L’esempio lampante è ‘O surdato ‘nnamurato: rifuggendo la facile tentazione di voler incitare il pubblico nel celeberrimo ritornello, Beasley la interpreta come fosse la lettera d’amore di un soldato al fronte della prima guerra mondiale (cosa che effettivamente è, tanto che nel Ventennio fu censurata perché considerata disfattista). È un’interpretazione lacerante, la voce rotta dalla disperazione di chi sa che difficilmente ritornerà a casa.
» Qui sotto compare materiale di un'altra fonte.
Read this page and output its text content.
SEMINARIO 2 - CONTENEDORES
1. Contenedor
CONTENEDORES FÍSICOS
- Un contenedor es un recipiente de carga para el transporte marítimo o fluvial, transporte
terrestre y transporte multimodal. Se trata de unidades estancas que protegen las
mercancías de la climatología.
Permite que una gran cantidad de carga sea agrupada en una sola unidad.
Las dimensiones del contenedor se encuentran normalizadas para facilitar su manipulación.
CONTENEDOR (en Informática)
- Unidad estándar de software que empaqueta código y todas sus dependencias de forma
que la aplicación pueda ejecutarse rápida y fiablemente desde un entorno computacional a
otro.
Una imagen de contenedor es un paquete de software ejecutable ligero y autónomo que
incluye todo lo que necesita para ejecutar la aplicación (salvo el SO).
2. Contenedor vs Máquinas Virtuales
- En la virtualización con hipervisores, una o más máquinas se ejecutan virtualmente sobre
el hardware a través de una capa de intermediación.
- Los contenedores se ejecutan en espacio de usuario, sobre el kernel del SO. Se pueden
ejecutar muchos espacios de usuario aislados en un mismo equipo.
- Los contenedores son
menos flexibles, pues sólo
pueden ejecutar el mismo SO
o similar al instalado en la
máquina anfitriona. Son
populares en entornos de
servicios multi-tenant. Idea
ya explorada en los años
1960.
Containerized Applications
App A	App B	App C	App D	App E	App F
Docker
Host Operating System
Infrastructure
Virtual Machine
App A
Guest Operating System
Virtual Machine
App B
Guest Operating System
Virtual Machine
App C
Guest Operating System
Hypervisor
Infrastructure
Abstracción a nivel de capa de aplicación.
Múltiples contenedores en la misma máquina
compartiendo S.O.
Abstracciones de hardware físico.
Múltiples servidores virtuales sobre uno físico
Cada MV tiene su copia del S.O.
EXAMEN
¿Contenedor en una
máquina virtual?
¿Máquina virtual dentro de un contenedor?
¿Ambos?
In altre canzoni Beasley si cala nei panni del protagonista come un attore più che un cantante: in una delle più note “macchiette” di tutto il repertorio – M’aggia curà (1940) di Cioffi e Pisano – la sua essenza partenopea si sublima nella capacità attraverso voce, espressioni facciali e smorfie di coinvolgere il pubblico nel canto, come un consumato interprete da caffè concerto.

Anche i giovani orchestrali di Milano Classica, che in questi momenti diventano semplici spettatori, mostrano di divertirsi e apprezzare l’estrosità di Beasley e la chitarra di Paliotti. Dagli sguardi che si scambiano con quest’ultimo mentre si esibiscono si intuisce il prezioso affiatamento creatosi in pochi giorni di prove e che ha contributo all’ottima riuscita dello spettacolo.